LG Ellwangen (Urteil vom 12.04.2005; Aktenzeichen 3 Ns 42 Js 5187/03)

AG Heidenheim (Aktenzeichen 3 Ds 42 Js 5187/03)

StA Ellwangen (Aktenzeichen 42 Js 5187/03)

 

Tenor

Die Revision der Staatsanwaltschaft gegen das Urteil des LG Ellwangen vom 12.4.2005 wird als unbegründet verworfen.

Die Kosten des Revisionsverfahrens und die dem Angeklagten dadurch entstandenen notwendigen Auslagen trägt die Staatskasse.

 

Gründe

I. Die Staatsanwaltschaft hat dem Angeklagten zur Last gelegt, als Komplementär und verantwortlicher Geschäftsführer der Firma in gewerbsmäßig ohne behördliche Erlaubnis öffentlich ein Glücksspiel veranstaltet zu haben, die Einrichtung hierzu bereitgestellt sowie für ein solches Glücksspiel geworben zu haben.
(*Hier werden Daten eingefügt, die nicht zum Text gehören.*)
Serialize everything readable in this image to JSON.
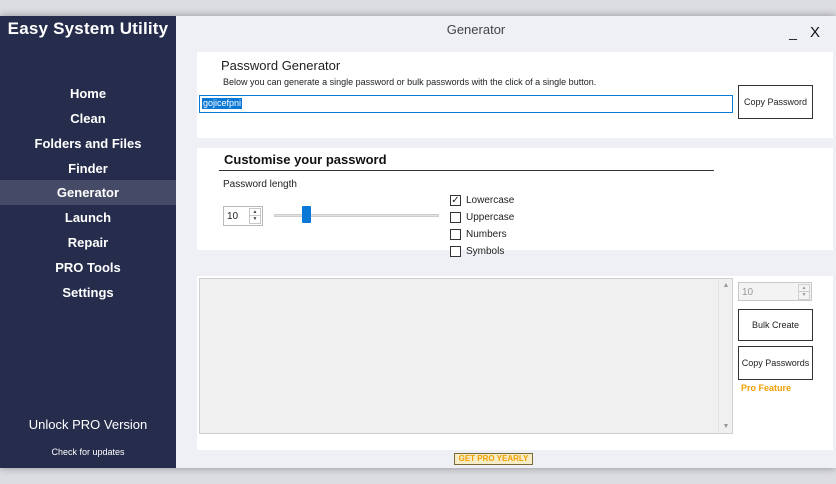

Der Angeklagte habe den Kunden seines Wettbüros über das Internet die Teilnahme an Sportwetten eines in Österreich konzessionierten Wettbüros ermöglicht.

Das AG Heidenheim hat den Angeklagten aus Rechtsgründen freigesprochen, da die Anwendung des § 284 StGB einen unverhältnismäßigen Eingriff in die durch den EG-Vertrag gewährleistete Dienstleistungs- und Niederlassungsfreiheit darstelle.

Die hiergegen gerichtete Berufung der Staatsanwaltschaft hat das LG Ellwangen mit dem angefochtenen Urteil als unbegründet verworfen.

Es hat festgestellt:

Der Angeklagte war seit Januar 2002 Komplementär der Firma mit Geschäftssitz in ... Er meldete in dieser Funktion am 14.10.2002 beim Ordnungsamt der Stadt ein Gewerbe mit dem Geschäftszweck "Betrieb von Internetbüros und -cafés als Franchisegeber, Beratung und Unterstützung von Internetgeschäften, Betrieb von Annahmestellen von Sportwetten" an. In angemieteten Räumlichkeiten in betrieb er vom 5.10.2002 bis heute als Geschäftsführer ein für jedermann zugängliches Internetcafé und Wettbüro, in dem sich Kunden an Sportwetten der in Österreich niedergelassenen Firma beteiligen konnten. Dieses Unternehmen besaß eine österreichische Konzession zur Veranstaltung von Oddset-Sportwetten, also von Wetten über Sportereignisse - vor allem Fußballspiele -, über deren Spielergebnisse, Halbzeitstände, Toranzahl im Spiel, Trefferquote zur Halbzeit u.ä., wobei im Erfolgsfall im Gegensatz zur Toto-Wette ein nach vorgegebenen Quoten errechneter Gewinn ausgezahlt wird. Auf das Wettangebot und die Wettquoten hatte der Angeklagte keinen Einfluss.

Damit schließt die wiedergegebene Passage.